Editing Hanging in There was a blast. Time flew by, and before I knew it, it was the end of the day. I was happy with how it all came together, so I exported a version of it and watched it on a few different devices to make sure the text was legible. Then I uploaded it to Vimeo and shared it on social media, my website, and here on my journal.
I got some kind words from folks online, which I appreciated. Right now, as of writing this, it has 76 views on Vimeo. That number doesn’t really matter to me, but it’s neat to see how many people have watched it. Following the release of it online, I submitted it to IMDB, where it’s still awaiting review.

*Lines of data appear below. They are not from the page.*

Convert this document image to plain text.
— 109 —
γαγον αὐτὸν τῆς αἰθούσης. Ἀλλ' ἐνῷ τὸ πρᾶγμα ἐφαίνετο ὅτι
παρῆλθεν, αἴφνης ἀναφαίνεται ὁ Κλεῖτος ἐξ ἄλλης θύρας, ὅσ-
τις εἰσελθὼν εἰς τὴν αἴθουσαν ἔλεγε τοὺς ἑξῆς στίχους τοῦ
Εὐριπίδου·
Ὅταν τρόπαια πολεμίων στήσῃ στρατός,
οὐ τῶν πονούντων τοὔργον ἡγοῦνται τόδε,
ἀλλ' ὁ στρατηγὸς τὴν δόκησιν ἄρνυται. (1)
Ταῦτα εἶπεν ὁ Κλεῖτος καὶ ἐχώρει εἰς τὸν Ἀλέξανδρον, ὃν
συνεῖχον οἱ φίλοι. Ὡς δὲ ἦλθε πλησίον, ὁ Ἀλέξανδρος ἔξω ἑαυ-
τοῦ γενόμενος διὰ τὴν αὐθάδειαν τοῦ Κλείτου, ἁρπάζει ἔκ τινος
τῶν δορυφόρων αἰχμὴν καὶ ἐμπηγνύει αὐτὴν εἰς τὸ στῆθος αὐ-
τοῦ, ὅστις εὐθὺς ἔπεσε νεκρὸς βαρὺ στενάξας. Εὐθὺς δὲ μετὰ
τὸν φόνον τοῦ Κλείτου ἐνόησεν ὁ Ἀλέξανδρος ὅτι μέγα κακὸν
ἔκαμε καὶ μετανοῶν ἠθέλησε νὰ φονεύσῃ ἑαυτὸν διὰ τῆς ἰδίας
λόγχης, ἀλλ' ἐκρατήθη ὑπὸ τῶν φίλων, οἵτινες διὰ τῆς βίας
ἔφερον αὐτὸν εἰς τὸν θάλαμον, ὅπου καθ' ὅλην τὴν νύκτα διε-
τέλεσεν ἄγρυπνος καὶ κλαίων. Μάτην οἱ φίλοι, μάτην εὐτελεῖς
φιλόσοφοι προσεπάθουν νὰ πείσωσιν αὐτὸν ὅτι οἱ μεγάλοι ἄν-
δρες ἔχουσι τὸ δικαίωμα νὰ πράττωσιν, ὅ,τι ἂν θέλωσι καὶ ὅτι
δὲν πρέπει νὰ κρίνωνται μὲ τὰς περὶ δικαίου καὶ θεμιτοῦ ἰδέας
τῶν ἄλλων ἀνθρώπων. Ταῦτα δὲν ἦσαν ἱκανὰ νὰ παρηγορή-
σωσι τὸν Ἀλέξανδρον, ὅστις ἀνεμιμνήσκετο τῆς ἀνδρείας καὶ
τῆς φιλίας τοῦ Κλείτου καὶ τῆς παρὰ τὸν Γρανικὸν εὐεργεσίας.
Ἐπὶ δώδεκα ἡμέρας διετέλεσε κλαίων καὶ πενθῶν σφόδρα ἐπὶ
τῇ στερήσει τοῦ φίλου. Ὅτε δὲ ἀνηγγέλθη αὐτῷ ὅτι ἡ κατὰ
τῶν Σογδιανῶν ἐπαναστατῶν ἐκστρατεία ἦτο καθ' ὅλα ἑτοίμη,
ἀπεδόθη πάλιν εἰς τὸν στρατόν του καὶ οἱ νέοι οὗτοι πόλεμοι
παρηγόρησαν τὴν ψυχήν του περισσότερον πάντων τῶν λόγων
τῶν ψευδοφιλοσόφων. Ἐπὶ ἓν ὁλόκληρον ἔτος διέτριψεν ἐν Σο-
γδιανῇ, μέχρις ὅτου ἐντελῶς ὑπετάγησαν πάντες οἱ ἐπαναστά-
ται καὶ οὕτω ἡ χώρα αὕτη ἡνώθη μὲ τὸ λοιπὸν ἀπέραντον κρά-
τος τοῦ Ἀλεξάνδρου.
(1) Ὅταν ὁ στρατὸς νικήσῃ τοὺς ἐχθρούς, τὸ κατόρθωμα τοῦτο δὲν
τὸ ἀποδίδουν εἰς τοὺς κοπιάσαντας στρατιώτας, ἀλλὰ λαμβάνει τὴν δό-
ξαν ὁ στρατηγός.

I didn’t have any specific goals or hopes for the project aside from finishing it. With that being my only goal, I can say Hanging in There was a success. In my mind, it’s an experimental art film that I want to be available to watch by as many people as possible.
Equipment & Software
- Camera 1: Sony a6000
- Camera 1 Lens: Sony a6000 16-50mm Kit Lens
- Camera 2: Apple iPhone 6
- Camera 2 Lens: PhotoJoJo Fish Eye Lens
- Mic: Sony XYST1M Stero Mic
- Editing Software: Final Cut Pro X
- Animation Software: Flipnote Studio 3D for Nintendo 3DS
- Screenwriting Software: Highland
Takeaways / Lessons Learned
- Having written a short film script in 2016, it made writing the script for Hanging in There easier. I was familiar with the structure, tense, and format. Even though I knew I was the only one who would read the script, it was good practice to adhere to the standards.
- Getting good audio is so important. All of the audio in the film had a low buzzing noise to it that I had to edit out in post. I’ve since acquired some better audio equipment and learned more about that subject, so I’m aiming for better audio quality with my next project.
- I prefer editing with Final Cut Pro over Adobe Premiere. Final Cut Pro much more intuitive, and I felt like I was fighting with it much less than Premiere.
- Acting is fun but difficult. Granted there were no other actors, so I’d imagine there’s a lot to it that I don’t know about yet. I don’t think I’ll be acting in my future projects unless there’s a character that’s a good fit for me. I’d like to be behind the camera and help orchestrate the project.
- While the low resolution of the animations looks good on the Nintendo 3DS screen, it looks questionable when scaled up to 1920×1080. I like the artifacts, but I think I’d try to doing higher resolution animations in the future.
- It’s a bit of a mental struggle for me to define what success is for a project. What does success mean for art? Does it simply existing mean it is a success? The internet creates this strange set of expectations where I see acclaimed and widespread projects daily, and it can be disappointing when my own projects are completed but kind of stagnant. I keep continually learning how important marketing is for getting the word out for a project. And it also takes time. I had no expectations for Hanging in There because it was my first short film. It’s easy to fall into the mental trap of “I made this thing, why am I not a successful author/director/etc.?”
- Throughout the whole process of making Hanging in There, I felt like what I was doing was exactly what I want to be doing. It was challenging and fun and exciting. I had my share of self doubt, but that’s been natural with all of the creative projects I work on. I’m going to continue to make films and see where it goes.
As David Lynch says, “Now it’s time to go catch some ideas.”
I’ve caught a few already, but I’m not quite sure which one to pursue next. There’s the short film Driftwood, which is the script that I already wrote the first draft of. I’ve been exploring the idea of interviewing Portland independent comic artists and making a sort of short documentary out of it. I’ve got two other project ideas too, one that’s a short experimental film and one that could even be feature length.
I’m going to be patient with myself and trust that the idea that I’m most interested in will become apparent.